Much of this style comes from cinematographer Lorenzo Senatore, whose drone footage adds a fluid dynamism to the aesthetic, especially during a sequence across a nearby bridge. The music is good, too – subtle and ominous. But again, the foundational strength of Rod Laurie’s film is in the characters and performances. Caleb Landry Jones does some of his best work yet as SSG Ty Carter, but most attention will be paid to Scott Eastwood and Milo Gibson, two chips off the old Hollywood block who play SSG Clint Romesha and CPT Robert Yllescas, respectively.
Both look and sound like their fathers, especially Eastwood.
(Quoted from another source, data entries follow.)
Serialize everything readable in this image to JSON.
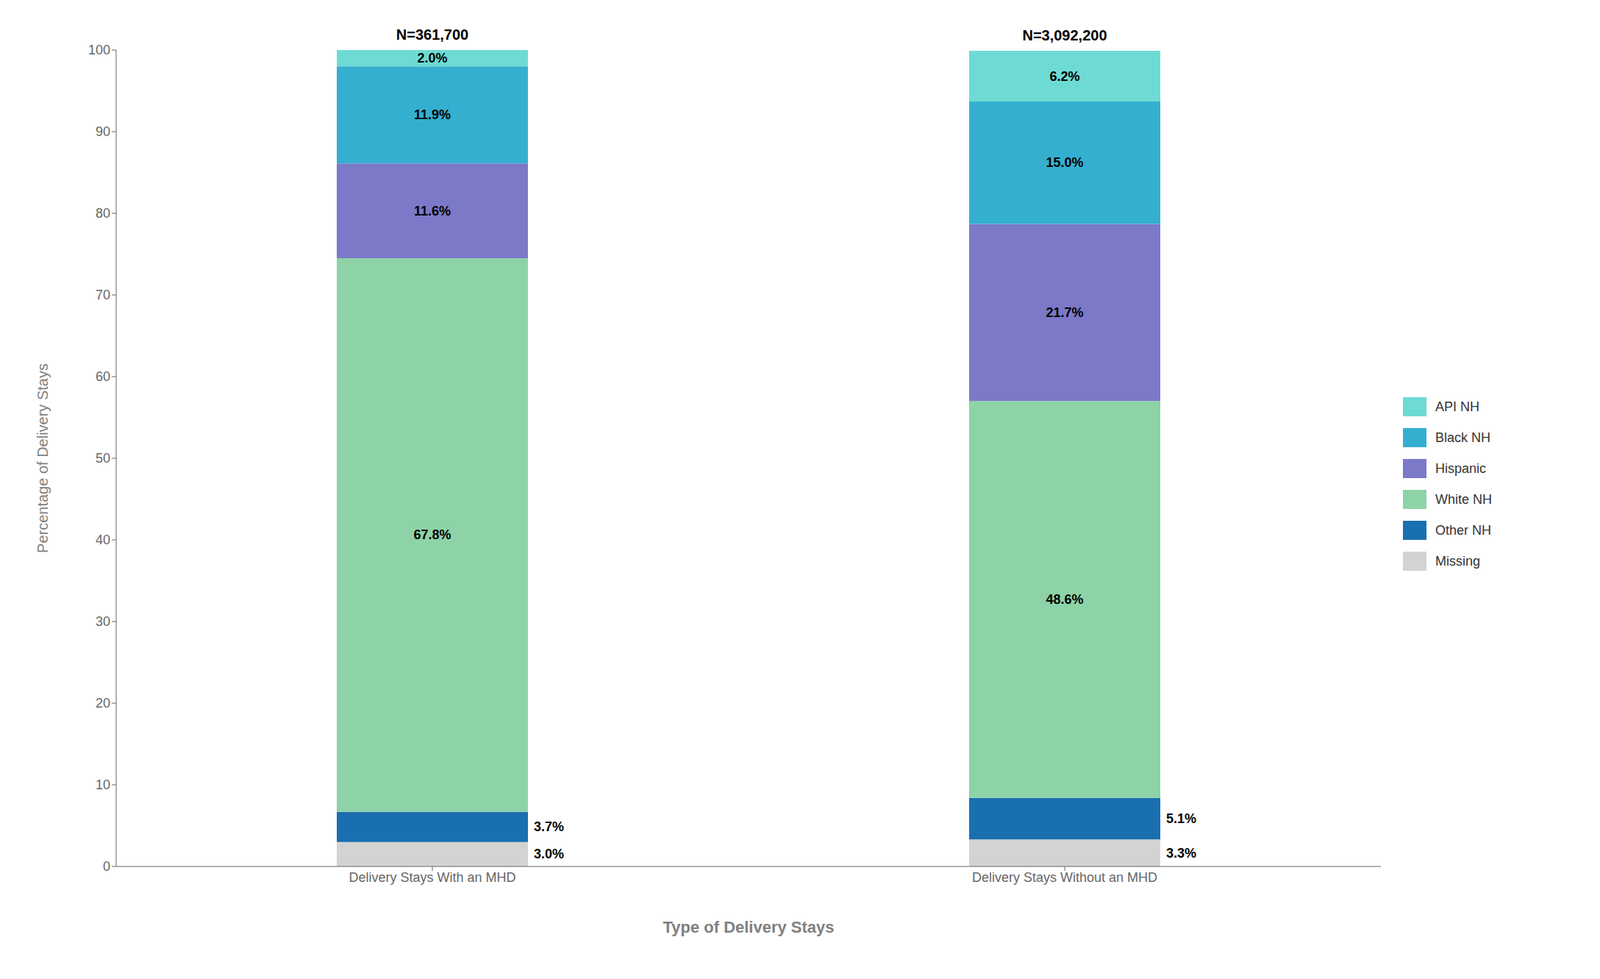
{
  "chart_data": {
    "type": "bar",
    "stacked": true,
    "categories": [
      "Delivery Stays With an MHD",
      "Delivery Stays Without an MHD"
    ],
    "series": [
      {
        "name": "Missing",
        "color": "#d3d3d3",
        "values": [
          3.0,
          3.3
        ],
        "value_labels": [
          "3.0%",
          "3.3%"
        ]
      },
      {
        "name": "Other NH",
        "color": "#1a6faf",
        "values": [
          3.7,
          5.1
        ],
        "value_labels": [
          "3.7%",
          "5.1%"
        ]
      },
      {
        "name": "White NH",
        "color": "#8dd3a7",
        "values": [
          67.8,
          48.6
        ],
        "value_labels": [
          "67.8%",
          "48.6%"
        ]
      },
      {
        "name": "Hispanic",
        "color": "#7b79c8",
        "values": [
          11.6,
          21.7
        ],
        "value_labels": [
          "11.6%",
          "21.7%"
        ]
      },
      {
        "name": "Black NH",
        "color": "#35afd0",
        "values": [
          11.9,
          15.0
        ],
        "value_labels": [
          "11.9%",
          "15.0%"
        ]
      },
      {
        "name": "API NH",
        "color": "#6ddbd4",
        "values": [
          2.0,
          6.2
        ],
        "value_labels": [
          "2.0%",
          "6.2%"
        ]
      }
    ],
    "annotations": [
      "N=361,700",
      "N=3,092,200"
    ],
    "xlabel": "Type of Delivery Stays",
    "ylabel": "Percentage of Delivery Stays",
    "ylim": [
      0,
      100
    ],
    "yticks": [
      0,
      10,
      20,
      30,
      40,
      50,
      60,
      70,
      80,
      90,
      100
    ],
    "grid": false,
    "legend": "right",
    "data_labels": true
  }
}
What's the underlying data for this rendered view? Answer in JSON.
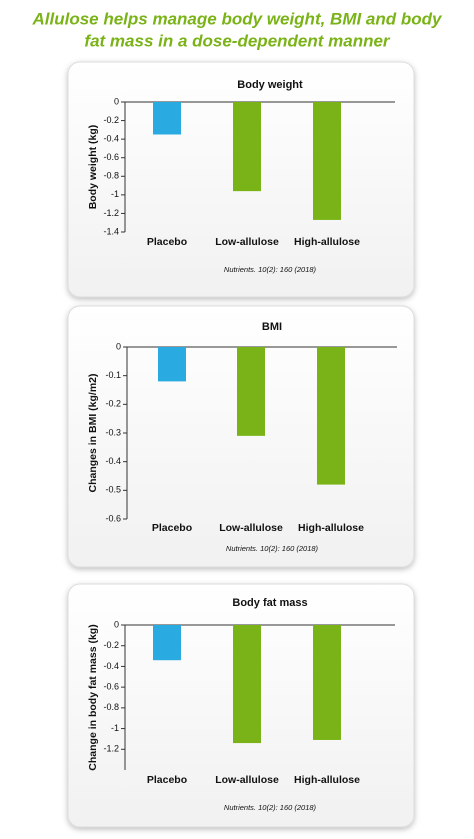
{
  "title_lines": [
    "Allulose helps manage body weight, BMI and body",
    "fat mass in a dose-dependent manner"
  ],
  "chart_data": [
    {
      "type": "bar",
      "title": "Body weight",
      "y_label": "Body weight (kg)",
      "source": "Nutrients. 10(2): 160 (2018)",
      "categories": [
        "Placebo",
        "Low-allulose",
        "High-allulose"
      ],
      "values": [
        -0.35,
        -0.96,
        -1.27
      ],
      "colors": [
        "#29abe2",
        "#7ab317",
        "#7ab317"
      ],
      "ylim": [
        -1.4,
        0
      ],
      "yticks": [
        0,
        -0.2,
        -0.4,
        -0.6,
        -0.8,
        -1,
        -1.2,
        -1.4
      ]
    },
    {
      "type": "bar",
      "title": "BMI",
      "y_label": "Changes in BMI (kg/m2)",
      "source": "Nutrients. 10(2): 160 (2018)",
      "categories": [
        "Placebo",
        "Low-allulose",
        "High-allulose"
      ],
      "values": [
        -0.12,
        -0.31,
        -0.48
      ],
      "colors": [
        "#29abe2",
        "#7ab317",
        "#7ab317"
      ],
      "ylim": [
        -0.6,
        0
      ],
      "yticks": [
        0,
        -0.1,
        -0.2,
        -0.3,
        -0.4,
        -0.5,
        -0.6
      ]
    },
    {
      "type": "bar",
      "title": "Body fat mass",
      "y_label": "Change in body fat mass (kg)",
      "source": "Nutrients. 10(2): 160 (2018)",
      "categories": [
        "Placebo",
        "Low-allulose",
        "High-allulose"
      ],
      "values": [
        -0.34,
        -1.14,
        -1.11
      ],
      "colors": [
        "#29abe2",
        "#7ab317",
        "#7ab317"
      ],
      "ylim": [
        -1.4,
        0
      ],
      "yticks": [
        0,
        -0.2,
        -0.4,
        -0.6,
        -0.8,
        -1,
        -1.2
      ]
    }
  ]
}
He has the squint, the crow’s feet and the gritting teeth. Even the way he says “yeah…” is pure Clint. He may be weary of such comparisons, but there’s no denying them. Is this genetic or studied? Probably both. Either way, it’s a niche one for the nature vs. nurture debate.
This star power intrigue applies no varnish to the film’s authenticity. We fully understand that Outpost Keating was a place few people would want to be. Aside from the obvious dangers they faced, Keating was a hive of vulgar authority, especially under the tutelage of CPT Broward (Kwame Patterson), a hardened Iraq veteran and chain of command jobsworth. He also had a thing for urinating in bottles and having his men take them to the burn pit. Sir, yes, sir!
It is during this period that the Taliban fire regular pot shots at the camp; a nuisance form of combat that seeks to gauge the Americans’ response. Everyone in the camp knows that a full force attack is coming and when it does, it reveals the true nature of men we’ve become genuinely invested in.